Case 2: Initial clinical photograph (
Initial follow-up was without incident but the nail was lost at 10 months postoperatively. However, the family and child were happy with the result since she wore same-sized shoes. However, as in the previous case she is awaiting debulking of the knee and foot (Fig. 6).

Case 2: Clinical photograph (
Discussion
Macrodactyly of the foot is an uncommon congenital malformation in which enlargement of bones and surrounding soft tissues of the foot is observed [1–8]. The deformity is often progressive with less neural involvement than in hand macrodactyly [7]. Barsky [6] made the distinction between two types of macrodactyly: the static type, which does not grow disproportionately, and the progressive type, which enlarges at a faster rate than the rest of the foot. This second type is more frequent in the foot [6, 7].

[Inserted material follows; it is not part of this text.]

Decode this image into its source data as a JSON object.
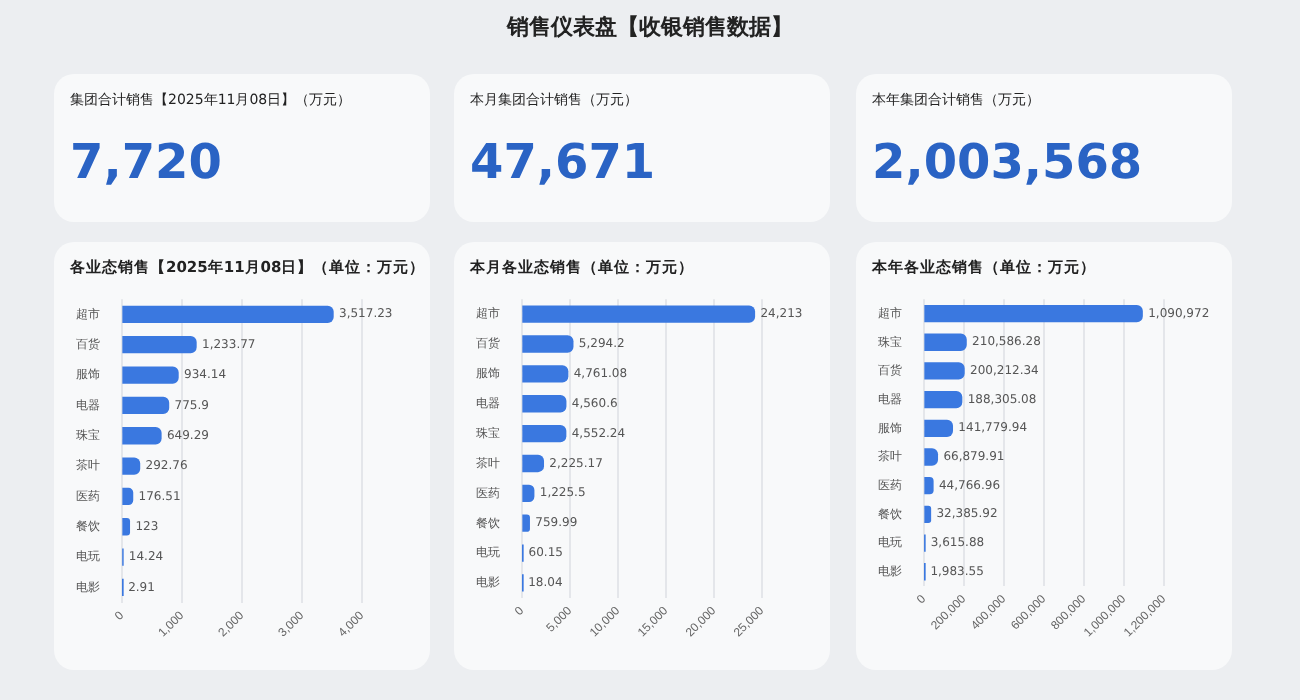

The main complaints are the impossibility of wearing same-sized shoes and abnormal gait [3]. Therefore, the goal must be to obtain an aesthetically good-looking and “shoeable” foot [4, 6–8]. There is no clear time at which it is best to perform surgery. We think that surgery should be done when shoe wear is difficult or impossible or the foot has become cosmetically unacceptable.
There is general consensus that when the first ray is not affected, the best option is to carry out a complete ray resection [4, 6, 7, 9, 11]. Chang et al. [4] reported that ray resection results in the best functional and cosmetic results when the lesser toes are affected. Since the affected foot is also of increased width, ray resections also address this problem, resulting in a much narrower foot [4, 6].
Since the first ray is so important in foot biomechanics and cosmesis is important (i.e., nail preservation) [8], amputation is out of the question, and reconstructive surgery is therefore indicated [3, 4]. The objective is to reduce the size of the ray and since no one procedure (debulking, epiphyseal arrest, shortening, etc.) can achieve this, many procedures have been developed to be performed simultaneously: debulking, total or partial ray amputation, metatarsal and/or phalangeal shortening, and epiphysiodesis [2–4]. Usually, repeated debulking is needed due to the progressive nature of the deformity [12].
Tsuge [13] described his method of excision of the distal phalanx using a dorsal flap while preserving the nail. The disadvantage is that this method requires 2-stage surgery about 5–6 weeks apart in order to obtain final correction.
Dautel et al. [3] described their technique of island nail transfer in a 9-year-old girl with Proteus syndrome, with excellent results. We used a similar technique but with a variation. The transfer was of the whole nail complex with a portion of bone attached. We think that this should ensure better consolidation and survival of the graft instead of just the periosteum as Dautel et al. describe [3].
Uemura et al. [8] also used an island nail flap to treat a case of macrodactyly of the second toe, with excellent results. As in our case, they transferred the nail complex along with an osseous segment of the distal phalanx.
In our second case, the nail was lost at the 10-month follow-up period. We attribute this to the fact that the child had had previous intervention and blood flow was most likely already compromised.
In our opinion, an island nail transfer, along with additional surgeries, obtains excellent results in first ray macrodactyly. The toe can be shortened as needed since the nail complex, along with a portion of the distal phalanx, can be moved freely as desired. This leads to a higher rate of survival of the graft and, therefore, obtains better cosmetic results.
Footnotes
Conflict of interest The authors declare that they have no conflict of interest.
Informed consent Informed consent was obtained from the guardians of the patients included in the study.
Ethical approval All procedures performed in studies involving human participants were in accordance with the ethical standards of the institutional and/or national research committee and with the 1964 Helsinki declaration and its later amendments or comparable ethical standards.